西村准教授は、昭和41年に開かれた地元住民と増田巡査の出身地熊本の人たちとの座談会資料に注目。熊本県の医師内田守氏による『巡査大明神全傳』に収められた、座談会の発言を例にとり、純粋な信仰の住民の立場と、迷信や民間信仰と衛生を切り離そうという立場とがあるのを見出す。この相克を、近代日本宗教史における「民間信仰」の概念の変遷を通して、どう位置付けるかに論及した。
伝統的組織宗教が近代化を模索する中で、民間信仰を非合理的な迷信として排するのではなく、民心を統括的に教化するエネルギーとして肯定的に摂取すべきではないか、とまとめた。

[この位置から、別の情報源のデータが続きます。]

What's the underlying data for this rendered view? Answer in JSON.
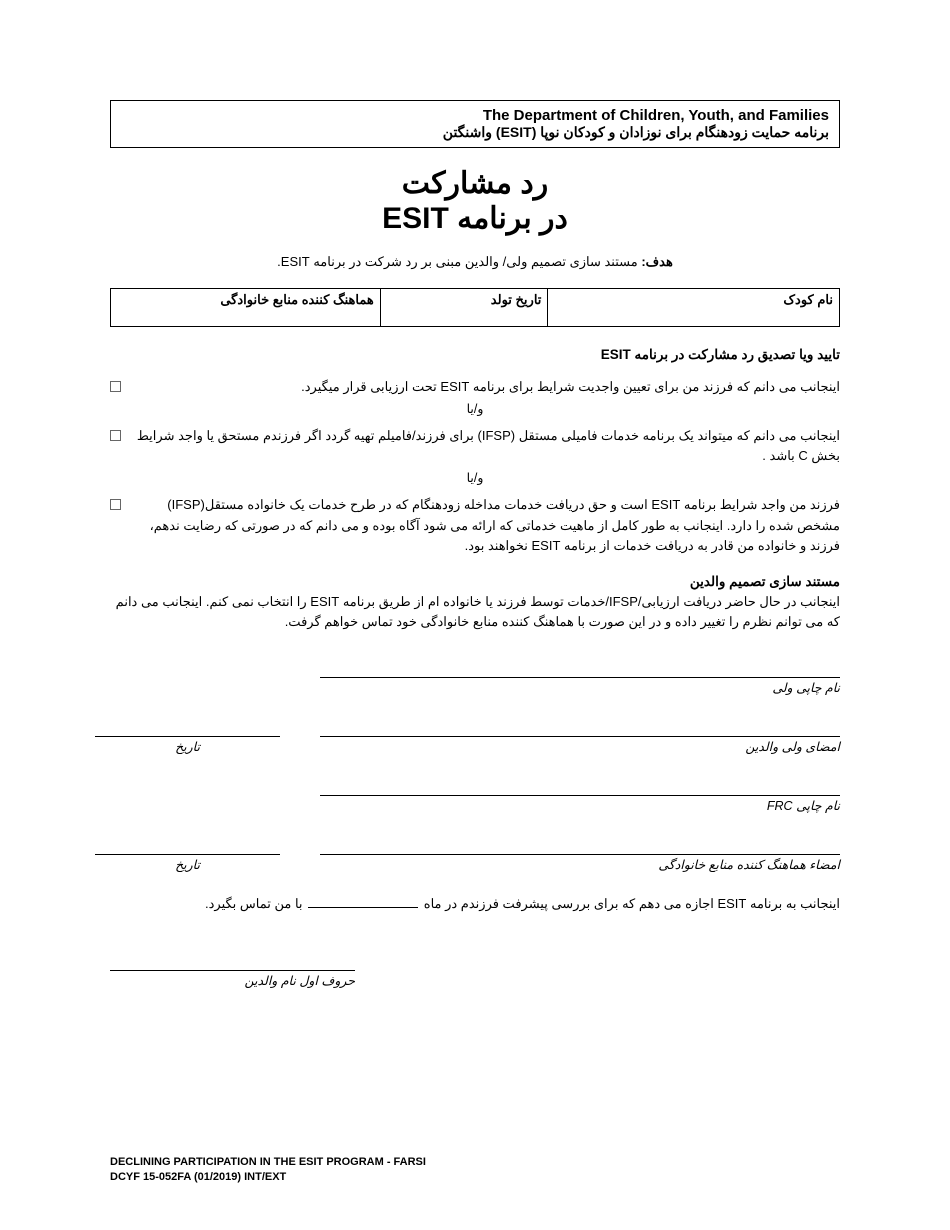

次に、大正大学地域構想研究所・BSR推進センター主幹研究員で東京医科歯科大学非常勤講師の小川有閑氏が、同センターが昨年5月、12月に実施した寺院向けWEB調査の結果を踏まえ『コロナ禍が寺院にもたらす影響』について発表。葬儀の実施状況や法要に関する相談状況、寺院でのイベントの開催、法務や寺院経営に対する不安、コロナ禍の状況をどうとらえているか、など総合的なアンケートを収集し①全国と東京②首都圏と関西圏で比較考察をした。その結果、葬儀、法事の規模縮小は全国的だが東京は簡素化が顕著。オンライン化が進む中で、檀信徒への「お便り」など紙媒体の価値が再発見された。対面が困難な中でこそ菩提寺からコミュニケーションを図ることの重要性が再確認された。小川氏は、コロナ禍にかかわらず、各寺院の真摯な取り組みが重要だと結論づけた。
三番目に東北大学総長特命教授で日本民族学会前会長の鈴木岩弓氏が『流行病の宗教民俗』について宗教民俗学の立場から講演。鈴木氏は、広く一般の人々が信じているカミと人との関係から、流行病にかかわるカミの研究を発表。①流行病を起こすカミ(疫病神、病魔など)と②流行病を阻止するカミ(鍾馗、スサノウなど)に分かれる、とまとめた。
講演の後、オンラインでのコメントとパネルディスカッションと続き、同学会常任理事の芳村正徳・教派神道連合会理事長、神習教教主の挨拶で閉会した。